Quand les arbres jouent avec le feu

Loïc Chauveau

Les arbres peuvent développer deux stratégies pour survivre aux incendies

Comment survivre aux flammes quand on ne peut pas s’enfuir devant l’incendie ? Lorsque, par exemple, on est un arbre ? « Deux stratégies émergent, résume Anne Ganteaume, chercheuse à l’Inrae. L’une consiste à déployer des armes de résistance, l’autre à profiter du feu pour assurer la survie de l’espèce. » Pyrophiles et pyrophytes. Comparons deux pinèdes.
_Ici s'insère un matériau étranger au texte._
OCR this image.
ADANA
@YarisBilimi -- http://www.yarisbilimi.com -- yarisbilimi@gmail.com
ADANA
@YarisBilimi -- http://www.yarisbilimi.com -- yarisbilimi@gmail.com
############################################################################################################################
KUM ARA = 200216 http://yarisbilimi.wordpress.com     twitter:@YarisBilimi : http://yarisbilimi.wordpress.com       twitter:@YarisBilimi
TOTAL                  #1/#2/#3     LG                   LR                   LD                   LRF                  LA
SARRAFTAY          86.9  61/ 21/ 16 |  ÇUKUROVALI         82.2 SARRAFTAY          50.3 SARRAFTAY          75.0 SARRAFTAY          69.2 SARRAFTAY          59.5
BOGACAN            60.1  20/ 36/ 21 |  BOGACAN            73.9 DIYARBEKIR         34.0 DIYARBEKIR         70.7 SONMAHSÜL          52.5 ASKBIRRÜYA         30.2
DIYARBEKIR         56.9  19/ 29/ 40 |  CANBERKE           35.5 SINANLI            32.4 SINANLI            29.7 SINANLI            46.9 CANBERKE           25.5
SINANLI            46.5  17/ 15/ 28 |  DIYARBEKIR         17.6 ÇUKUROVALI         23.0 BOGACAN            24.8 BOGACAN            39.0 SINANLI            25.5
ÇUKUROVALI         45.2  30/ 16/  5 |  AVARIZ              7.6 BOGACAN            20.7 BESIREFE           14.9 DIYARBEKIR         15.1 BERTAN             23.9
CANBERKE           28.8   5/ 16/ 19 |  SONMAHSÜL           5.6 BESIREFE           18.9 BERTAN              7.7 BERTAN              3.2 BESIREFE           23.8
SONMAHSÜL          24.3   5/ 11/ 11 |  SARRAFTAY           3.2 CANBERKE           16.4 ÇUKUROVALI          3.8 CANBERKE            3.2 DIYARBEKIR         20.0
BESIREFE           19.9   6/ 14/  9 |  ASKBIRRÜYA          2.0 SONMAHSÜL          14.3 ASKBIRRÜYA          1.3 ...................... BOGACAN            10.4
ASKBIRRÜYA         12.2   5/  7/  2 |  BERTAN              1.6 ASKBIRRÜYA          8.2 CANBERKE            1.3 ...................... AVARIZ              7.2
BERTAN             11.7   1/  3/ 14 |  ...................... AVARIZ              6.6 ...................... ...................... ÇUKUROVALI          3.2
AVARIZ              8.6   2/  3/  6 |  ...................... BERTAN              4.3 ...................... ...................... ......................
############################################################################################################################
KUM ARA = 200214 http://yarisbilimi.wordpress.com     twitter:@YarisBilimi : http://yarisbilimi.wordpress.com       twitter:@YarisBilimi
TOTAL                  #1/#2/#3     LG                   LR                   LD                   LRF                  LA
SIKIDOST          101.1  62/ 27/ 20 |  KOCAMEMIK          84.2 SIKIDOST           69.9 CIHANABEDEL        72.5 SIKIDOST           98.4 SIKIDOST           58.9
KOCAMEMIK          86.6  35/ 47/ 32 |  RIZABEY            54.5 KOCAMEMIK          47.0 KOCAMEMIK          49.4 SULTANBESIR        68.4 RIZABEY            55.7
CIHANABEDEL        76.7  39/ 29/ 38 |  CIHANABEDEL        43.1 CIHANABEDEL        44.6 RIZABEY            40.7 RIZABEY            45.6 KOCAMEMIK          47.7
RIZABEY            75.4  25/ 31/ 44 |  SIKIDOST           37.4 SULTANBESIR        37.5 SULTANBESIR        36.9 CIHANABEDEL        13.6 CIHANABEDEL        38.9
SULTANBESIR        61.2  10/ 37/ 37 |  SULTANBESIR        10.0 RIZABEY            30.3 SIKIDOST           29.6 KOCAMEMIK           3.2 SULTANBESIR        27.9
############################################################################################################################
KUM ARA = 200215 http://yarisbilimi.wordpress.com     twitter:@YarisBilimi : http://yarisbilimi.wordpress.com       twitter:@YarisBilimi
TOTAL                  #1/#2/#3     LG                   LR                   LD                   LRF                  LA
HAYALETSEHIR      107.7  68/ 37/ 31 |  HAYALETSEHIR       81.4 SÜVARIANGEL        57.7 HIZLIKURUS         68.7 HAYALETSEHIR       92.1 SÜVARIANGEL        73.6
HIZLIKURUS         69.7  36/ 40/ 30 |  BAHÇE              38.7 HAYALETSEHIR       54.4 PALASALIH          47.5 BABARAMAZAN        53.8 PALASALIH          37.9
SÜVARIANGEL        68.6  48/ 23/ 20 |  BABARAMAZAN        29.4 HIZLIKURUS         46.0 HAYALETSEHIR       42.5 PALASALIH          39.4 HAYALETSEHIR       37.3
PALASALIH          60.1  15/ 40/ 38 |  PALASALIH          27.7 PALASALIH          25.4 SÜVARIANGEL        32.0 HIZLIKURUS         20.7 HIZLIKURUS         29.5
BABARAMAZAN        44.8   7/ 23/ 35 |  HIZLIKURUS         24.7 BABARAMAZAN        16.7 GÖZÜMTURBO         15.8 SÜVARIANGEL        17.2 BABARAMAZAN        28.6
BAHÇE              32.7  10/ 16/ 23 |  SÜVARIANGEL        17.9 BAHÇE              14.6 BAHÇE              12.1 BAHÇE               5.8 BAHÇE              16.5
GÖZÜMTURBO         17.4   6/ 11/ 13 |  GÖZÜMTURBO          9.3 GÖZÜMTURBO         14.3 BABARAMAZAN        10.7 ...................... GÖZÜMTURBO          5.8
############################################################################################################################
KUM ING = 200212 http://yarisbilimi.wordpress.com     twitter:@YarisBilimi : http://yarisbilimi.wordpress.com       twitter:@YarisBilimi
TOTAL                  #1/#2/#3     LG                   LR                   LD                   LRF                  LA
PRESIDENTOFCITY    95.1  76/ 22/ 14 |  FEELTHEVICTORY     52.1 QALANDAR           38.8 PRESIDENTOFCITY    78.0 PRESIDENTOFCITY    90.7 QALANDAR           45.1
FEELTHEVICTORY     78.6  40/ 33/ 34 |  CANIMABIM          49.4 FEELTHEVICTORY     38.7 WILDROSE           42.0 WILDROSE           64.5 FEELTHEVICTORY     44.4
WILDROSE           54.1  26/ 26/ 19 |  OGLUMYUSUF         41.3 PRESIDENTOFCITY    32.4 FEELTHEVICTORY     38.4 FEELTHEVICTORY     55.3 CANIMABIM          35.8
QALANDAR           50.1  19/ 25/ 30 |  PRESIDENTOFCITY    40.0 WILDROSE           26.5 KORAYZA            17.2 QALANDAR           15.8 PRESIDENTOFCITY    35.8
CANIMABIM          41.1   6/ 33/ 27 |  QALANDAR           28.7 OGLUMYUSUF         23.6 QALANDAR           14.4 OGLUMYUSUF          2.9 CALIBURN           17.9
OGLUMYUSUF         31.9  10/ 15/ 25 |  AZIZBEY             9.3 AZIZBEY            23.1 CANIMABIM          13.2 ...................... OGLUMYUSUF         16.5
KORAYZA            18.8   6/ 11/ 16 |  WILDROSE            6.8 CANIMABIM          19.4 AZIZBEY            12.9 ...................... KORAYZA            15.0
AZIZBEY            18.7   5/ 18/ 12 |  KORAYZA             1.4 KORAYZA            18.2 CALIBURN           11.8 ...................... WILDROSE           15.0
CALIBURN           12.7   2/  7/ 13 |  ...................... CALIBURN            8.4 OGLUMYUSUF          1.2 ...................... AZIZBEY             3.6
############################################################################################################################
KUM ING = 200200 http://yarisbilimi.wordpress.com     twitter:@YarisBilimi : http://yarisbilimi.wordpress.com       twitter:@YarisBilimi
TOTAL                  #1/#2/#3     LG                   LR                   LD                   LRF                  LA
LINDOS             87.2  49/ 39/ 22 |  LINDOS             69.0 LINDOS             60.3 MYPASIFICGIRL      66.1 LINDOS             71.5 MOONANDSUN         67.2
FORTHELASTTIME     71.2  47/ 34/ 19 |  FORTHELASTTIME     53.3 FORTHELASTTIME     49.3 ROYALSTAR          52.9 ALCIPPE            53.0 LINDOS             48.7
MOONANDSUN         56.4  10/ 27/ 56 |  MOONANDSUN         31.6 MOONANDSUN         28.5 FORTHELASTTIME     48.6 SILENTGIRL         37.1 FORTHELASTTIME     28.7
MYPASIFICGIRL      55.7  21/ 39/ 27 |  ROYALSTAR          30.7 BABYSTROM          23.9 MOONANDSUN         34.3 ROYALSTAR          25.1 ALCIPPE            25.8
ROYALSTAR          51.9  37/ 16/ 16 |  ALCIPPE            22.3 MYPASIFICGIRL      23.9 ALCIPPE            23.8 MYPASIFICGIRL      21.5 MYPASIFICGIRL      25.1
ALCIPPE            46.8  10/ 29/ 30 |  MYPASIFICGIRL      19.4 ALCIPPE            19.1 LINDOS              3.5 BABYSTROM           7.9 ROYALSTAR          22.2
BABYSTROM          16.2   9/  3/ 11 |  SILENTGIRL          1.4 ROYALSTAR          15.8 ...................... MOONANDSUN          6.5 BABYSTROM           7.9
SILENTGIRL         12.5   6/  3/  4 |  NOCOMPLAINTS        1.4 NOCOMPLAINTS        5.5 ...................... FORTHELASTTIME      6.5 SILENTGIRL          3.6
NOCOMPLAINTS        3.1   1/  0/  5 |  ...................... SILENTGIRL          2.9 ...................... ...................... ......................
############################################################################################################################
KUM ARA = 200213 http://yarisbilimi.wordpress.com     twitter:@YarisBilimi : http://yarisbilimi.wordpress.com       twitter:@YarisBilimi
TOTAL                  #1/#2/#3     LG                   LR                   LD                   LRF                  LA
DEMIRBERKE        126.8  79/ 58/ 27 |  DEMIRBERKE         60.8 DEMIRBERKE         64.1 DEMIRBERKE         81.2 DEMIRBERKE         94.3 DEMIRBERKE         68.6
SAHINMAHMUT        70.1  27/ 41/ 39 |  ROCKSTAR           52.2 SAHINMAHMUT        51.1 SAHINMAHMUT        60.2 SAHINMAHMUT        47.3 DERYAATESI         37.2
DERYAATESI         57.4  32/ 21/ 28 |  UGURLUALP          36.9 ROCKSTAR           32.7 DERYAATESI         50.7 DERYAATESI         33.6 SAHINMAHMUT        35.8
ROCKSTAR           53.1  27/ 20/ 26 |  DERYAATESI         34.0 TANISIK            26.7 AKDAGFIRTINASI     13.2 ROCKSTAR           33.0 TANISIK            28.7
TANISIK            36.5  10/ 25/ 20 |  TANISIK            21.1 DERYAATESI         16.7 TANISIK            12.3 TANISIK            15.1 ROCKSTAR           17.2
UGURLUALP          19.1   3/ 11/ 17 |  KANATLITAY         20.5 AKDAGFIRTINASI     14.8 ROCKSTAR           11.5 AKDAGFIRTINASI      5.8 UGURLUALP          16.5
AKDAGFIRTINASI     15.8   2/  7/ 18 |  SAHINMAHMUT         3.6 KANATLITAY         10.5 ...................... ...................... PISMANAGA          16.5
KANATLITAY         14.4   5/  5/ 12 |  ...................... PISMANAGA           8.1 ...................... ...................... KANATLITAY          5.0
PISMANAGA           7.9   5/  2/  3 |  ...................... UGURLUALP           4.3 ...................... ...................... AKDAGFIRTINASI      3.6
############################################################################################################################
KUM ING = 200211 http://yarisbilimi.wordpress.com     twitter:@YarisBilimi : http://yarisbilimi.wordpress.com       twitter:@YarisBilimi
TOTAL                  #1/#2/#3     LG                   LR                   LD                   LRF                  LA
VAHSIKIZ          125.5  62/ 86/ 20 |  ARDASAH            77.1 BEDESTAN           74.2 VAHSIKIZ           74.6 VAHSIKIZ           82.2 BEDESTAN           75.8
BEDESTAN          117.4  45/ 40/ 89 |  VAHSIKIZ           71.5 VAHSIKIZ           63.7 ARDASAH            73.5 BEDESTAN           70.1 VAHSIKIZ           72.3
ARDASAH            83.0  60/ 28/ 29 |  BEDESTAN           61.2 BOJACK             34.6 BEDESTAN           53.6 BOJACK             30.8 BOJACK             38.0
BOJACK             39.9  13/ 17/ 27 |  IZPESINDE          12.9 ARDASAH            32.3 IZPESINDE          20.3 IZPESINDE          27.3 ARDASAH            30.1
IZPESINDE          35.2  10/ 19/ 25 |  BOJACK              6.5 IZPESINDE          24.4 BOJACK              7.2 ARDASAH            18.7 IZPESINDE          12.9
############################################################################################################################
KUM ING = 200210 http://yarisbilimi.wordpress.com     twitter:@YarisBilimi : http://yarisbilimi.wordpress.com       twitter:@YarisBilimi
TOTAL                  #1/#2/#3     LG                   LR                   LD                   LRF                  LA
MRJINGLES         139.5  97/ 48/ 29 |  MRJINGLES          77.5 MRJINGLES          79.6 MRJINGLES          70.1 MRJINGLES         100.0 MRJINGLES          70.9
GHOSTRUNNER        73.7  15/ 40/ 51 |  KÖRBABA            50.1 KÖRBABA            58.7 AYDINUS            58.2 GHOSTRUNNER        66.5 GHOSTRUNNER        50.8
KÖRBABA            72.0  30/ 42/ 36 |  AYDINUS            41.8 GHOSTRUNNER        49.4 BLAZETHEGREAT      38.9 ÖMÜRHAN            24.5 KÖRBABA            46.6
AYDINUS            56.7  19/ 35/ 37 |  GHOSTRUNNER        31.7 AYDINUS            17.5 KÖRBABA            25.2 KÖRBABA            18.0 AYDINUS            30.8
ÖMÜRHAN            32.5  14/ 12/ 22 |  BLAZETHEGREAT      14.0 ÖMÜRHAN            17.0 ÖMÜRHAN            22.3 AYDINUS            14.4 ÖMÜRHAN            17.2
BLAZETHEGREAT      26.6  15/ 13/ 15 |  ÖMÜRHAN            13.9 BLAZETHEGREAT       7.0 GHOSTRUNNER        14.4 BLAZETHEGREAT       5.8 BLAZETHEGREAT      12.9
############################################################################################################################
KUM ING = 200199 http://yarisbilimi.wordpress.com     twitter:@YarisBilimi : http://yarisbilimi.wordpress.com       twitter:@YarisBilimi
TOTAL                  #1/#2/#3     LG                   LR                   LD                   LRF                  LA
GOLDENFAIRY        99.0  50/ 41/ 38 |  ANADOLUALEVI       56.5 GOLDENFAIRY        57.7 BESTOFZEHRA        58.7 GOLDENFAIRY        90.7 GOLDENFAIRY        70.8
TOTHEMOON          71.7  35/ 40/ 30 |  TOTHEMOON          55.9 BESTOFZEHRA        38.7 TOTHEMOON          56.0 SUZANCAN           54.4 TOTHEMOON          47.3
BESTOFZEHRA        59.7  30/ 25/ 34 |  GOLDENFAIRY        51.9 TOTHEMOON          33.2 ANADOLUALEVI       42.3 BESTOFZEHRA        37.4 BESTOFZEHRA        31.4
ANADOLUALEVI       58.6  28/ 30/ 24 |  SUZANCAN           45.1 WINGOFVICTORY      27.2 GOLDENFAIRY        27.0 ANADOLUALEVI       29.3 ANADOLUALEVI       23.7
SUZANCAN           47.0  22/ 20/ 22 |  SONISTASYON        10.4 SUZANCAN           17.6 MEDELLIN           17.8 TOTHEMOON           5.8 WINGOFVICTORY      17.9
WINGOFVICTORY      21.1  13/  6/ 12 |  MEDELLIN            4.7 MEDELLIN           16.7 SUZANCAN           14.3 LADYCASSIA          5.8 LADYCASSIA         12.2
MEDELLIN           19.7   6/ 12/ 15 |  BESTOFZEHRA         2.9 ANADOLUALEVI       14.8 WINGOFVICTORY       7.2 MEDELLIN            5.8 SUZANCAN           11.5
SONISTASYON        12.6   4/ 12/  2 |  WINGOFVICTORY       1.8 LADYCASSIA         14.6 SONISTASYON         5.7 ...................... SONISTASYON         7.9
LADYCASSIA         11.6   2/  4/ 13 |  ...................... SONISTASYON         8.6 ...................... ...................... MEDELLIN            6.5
La première est peuplée de pins sylvestres dont le tronc, protégé par une écorce épaisse, ne comporte aucune branche basse. La canopée, ramassée, domine à plus de dix mètres de hauteur. Au pied, une litière dense. « L’espèce diminue ainsi ses risques d’inflammabilité en offrant le moins de matière possible au feu et en isolant sa cime », décrit Anne Ganteaume.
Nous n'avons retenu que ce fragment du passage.